A Texas man who reportedly claimed a $300,000 home for $16 through an obscure legal maneuver known as "adverse possession" is drawing attention to a practice that isn't new and isn't limited to the Lone Star State, but could become more popular with a housing market still flat on its back.
Adverse possession, which allows individuals to take property considered "abandoned," has been around since the 1800s with its origins in British common law and to this day, all 50 states have statutory provisions on their books covering the concept.
It was originally used as a way to deal with the boundaries of farmlands that weren't always clear. For example, if a homeowner put up a fence that encroached on a neighbor's property, the homeowner could claim the territory after a period of time if there was no objection.
"It's kind of a quirky doctrine -- a common-law doctrine designed to acknowledge that if you got possession of a property and no one's been challenging it, you should have some type of title to it," said Larry Morandi, director of state policy research for the National Conference of State Legislatures.
But the concept has evolved, leading to abuses and extraordinary cases.
In Texas, Kenneth Robinson moved last month into a foreclosed home worth $330,000 after he paid a $16 filing fee at the local courthouse, WFAA-TV in Dallas reported.
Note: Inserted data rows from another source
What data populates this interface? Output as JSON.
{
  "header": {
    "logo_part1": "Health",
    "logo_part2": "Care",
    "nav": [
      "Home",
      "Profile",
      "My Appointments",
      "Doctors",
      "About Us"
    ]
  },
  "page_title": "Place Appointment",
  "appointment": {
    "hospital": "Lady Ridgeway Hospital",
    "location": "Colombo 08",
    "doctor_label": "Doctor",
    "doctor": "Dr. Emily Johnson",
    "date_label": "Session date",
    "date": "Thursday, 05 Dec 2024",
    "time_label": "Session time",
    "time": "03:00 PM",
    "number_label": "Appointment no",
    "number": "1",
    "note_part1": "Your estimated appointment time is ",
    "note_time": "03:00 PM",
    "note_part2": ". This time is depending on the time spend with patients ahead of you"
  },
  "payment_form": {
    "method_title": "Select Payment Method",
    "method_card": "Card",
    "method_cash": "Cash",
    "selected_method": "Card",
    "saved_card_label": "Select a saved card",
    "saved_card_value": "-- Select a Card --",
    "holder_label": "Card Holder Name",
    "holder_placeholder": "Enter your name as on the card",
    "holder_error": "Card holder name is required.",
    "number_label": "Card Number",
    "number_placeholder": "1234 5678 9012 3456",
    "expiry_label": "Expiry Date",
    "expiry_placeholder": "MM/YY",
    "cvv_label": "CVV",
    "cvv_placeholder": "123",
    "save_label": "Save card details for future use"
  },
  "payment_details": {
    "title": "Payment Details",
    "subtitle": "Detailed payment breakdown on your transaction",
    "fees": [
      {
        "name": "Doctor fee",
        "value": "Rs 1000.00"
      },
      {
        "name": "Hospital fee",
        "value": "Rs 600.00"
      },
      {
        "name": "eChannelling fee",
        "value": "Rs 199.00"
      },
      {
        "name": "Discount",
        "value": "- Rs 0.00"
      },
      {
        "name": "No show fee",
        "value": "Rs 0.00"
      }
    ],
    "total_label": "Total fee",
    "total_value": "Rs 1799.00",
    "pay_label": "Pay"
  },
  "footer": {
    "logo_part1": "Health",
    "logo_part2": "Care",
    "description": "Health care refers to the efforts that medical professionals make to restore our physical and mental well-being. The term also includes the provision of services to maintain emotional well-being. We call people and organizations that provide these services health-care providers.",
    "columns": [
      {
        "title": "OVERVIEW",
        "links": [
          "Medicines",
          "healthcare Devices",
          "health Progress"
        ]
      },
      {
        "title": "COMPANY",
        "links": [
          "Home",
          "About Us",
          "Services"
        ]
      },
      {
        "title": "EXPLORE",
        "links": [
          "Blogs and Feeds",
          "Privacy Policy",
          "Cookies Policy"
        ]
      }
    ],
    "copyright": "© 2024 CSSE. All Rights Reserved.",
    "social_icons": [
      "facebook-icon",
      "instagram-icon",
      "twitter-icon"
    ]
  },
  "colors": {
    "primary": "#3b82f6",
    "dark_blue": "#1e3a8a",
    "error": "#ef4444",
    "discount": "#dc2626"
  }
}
If Robinson stays in the house for three years, he can obtain the title and become the legal owner. In other states, it can take as long as 20 years to become eligible for legal ownership.
Robinson told the local news outlet that the original owner would have to pay off a massive mortgage debt and the bank would have to file a complex lawsuit to get him out the house -- a scenario he said he views as unlikely.
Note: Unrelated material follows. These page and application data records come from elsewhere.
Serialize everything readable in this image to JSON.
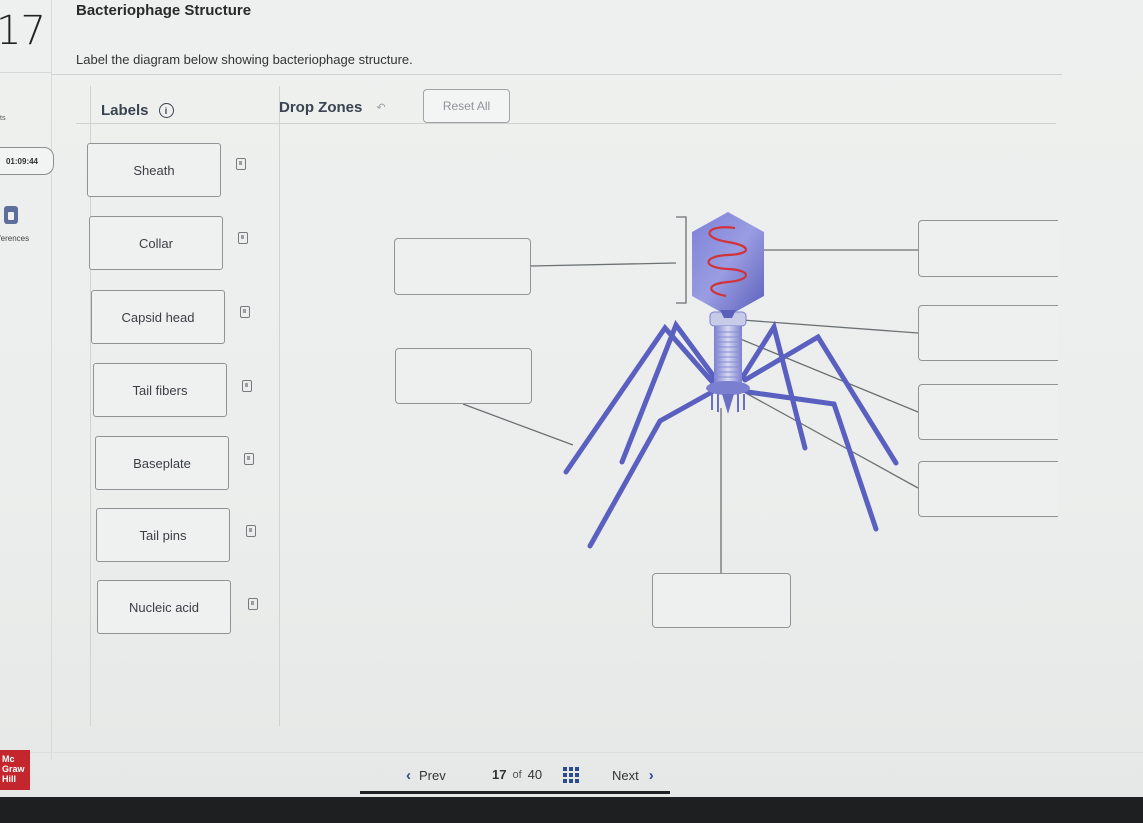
{
  "question": {
    "number": "17",
    "title": "Bacteriophage Structure",
    "instructions": "Label the diagram below showing bacteriophage structure."
  },
  "left_rail": {
    "partial_label": "ts",
    "timer": "01:09:44",
    "references_label": "eferences"
  },
  "panel": {
    "labels_heading": "Labels",
    "info_icon_glyph": "i",
    "drop_zones_heading": "Drop Zones",
    "undo_icon_glyph": "↶",
    "reset_button": "Reset All"
  },
  "labels": [
    {
      "text": "Sheath"
    },
    {
      "text": "Collar"
    },
    {
      "text": "Capsid head"
    },
    {
      "text": "Tail fibers"
    },
    {
      "text": "Baseplate"
    },
    {
      "text": "Tail pins"
    },
    {
      "text": "Nucleic acid"
    }
  ],
  "drop_zones": [
    {
      "id": "left-upper",
      "value": ""
    },
    {
      "id": "left-lower",
      "value": ""
    },
    {
      "id": "right-1",
      "value": ""
    },
    {
      "id": "right-2",
      "value": ""
    },
    {
      "id": "right-3",
      "value": ""
    },
    {
      "id": "right-4",
      "value": ""
    },
    {
      "id": "bottom",
      "value": ""
    }
  ],
  "colors": {
    "phage_body": "#6a6fc4",
    "nucleic_acid": "#d0343a",
    "brand_red": "#c4262e",
    "nav_accent": "#2a4b8d"
  },
  "footer": {
    "logo_text": [
      "Mc",
      "Graw",
      "Hill"
    ],
    "prev_label": "Prev",
    "current_page": "17",
    "of_label": "of",
    "total_pages": "40",
    "next_label": "Next"
  }
}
After outraged neighbors asked police to arrest him for breaking and entering, Robinson posted "no trespassing" signs, the station reported, adding that officers said he can't be removed from the house because it's a civil matter, not a criminal one.
Real estate attorneys told FoxNews.com that the practice will become more widespread as foreclosures continue to flood the housing market amid a sluggish economic recovery.
"It's going to be a trend that going to grow more and more," real estate attorney Gennady Litvin said. "We haven't seen the bottom of the real estate market yet."
Real estate attorney Stephen Meister noted that in Florida, some people began forming companies to seize properties on a large-scale basis through adverse possession and rent out the houses. Some were arrested on felony charges.
"People are using this as a sword, not a shield," Meister said.
But some state governments are cracking down in an attempt to discourage abuse of the practice.Just this year alone 11 states, including Texas, have considered bills to clarify, amend, or abolish adverse possession, according to the National Conference of State Legislatures.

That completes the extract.